Competition is an important process structuring ecological communities. As such, we need to be able to estimate the strength of pairwise specifies-specific competitive interactions. In diverse communities this can be challenging because of the large number of species pairs. One solution to this problem is to use a hierarchical Bayesian approach in which competition coefficients are drawn from a common distribution. This allows all species-pair competition coefficients to be estimated, while accounting for differences in sample size.
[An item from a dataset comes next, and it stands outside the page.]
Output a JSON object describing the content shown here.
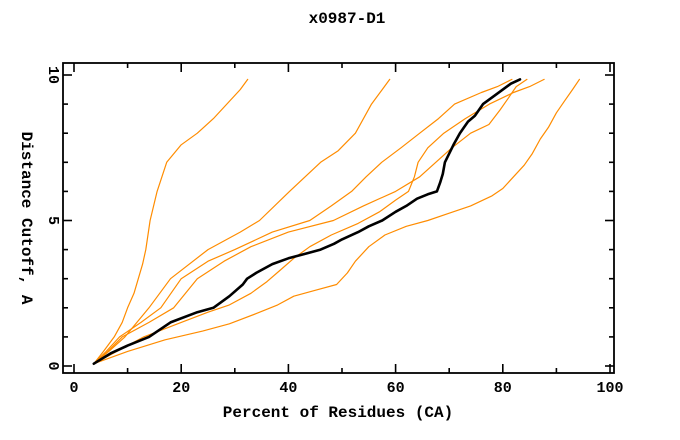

Here we estimate the specific-specific neighborhood effect of competition on tree diameter growth using such a hierarchical Bayesian approach. The tree growth and spatial arrangement data come from two census, separated by six years, of a 23 ha research plot in a successional oak-hickory forest. Competing models are compared in which competition coefficients are estimated on their own or with a hierarchical structure. We also compare models in which trait and phylogenic information are used to inform the hierarchical structure of the competition coefficients. We obtain posterior estimates using Markov Chain Monte Carlo and compare models with a spatial leave-one-out validation method.

Results/Conclusions

The hierarchical structure of competition coefficients greatly improved the fit of the model compared to one in which competition coefficients were estimated on their own. Further, incorporating either trait or phylogenic information also improved the fit. Overall this shows the power of this hierarchical approach. Individual species-specific competition coefficients were estimated and these gave insights into the successional dynamics within the forest. In this forest the oak-hickory canopy is being replaced by individuals of more shade-tolerant species, for example black cherry and red maple. Estimated coefficients for these species help explain these competitive dynamics.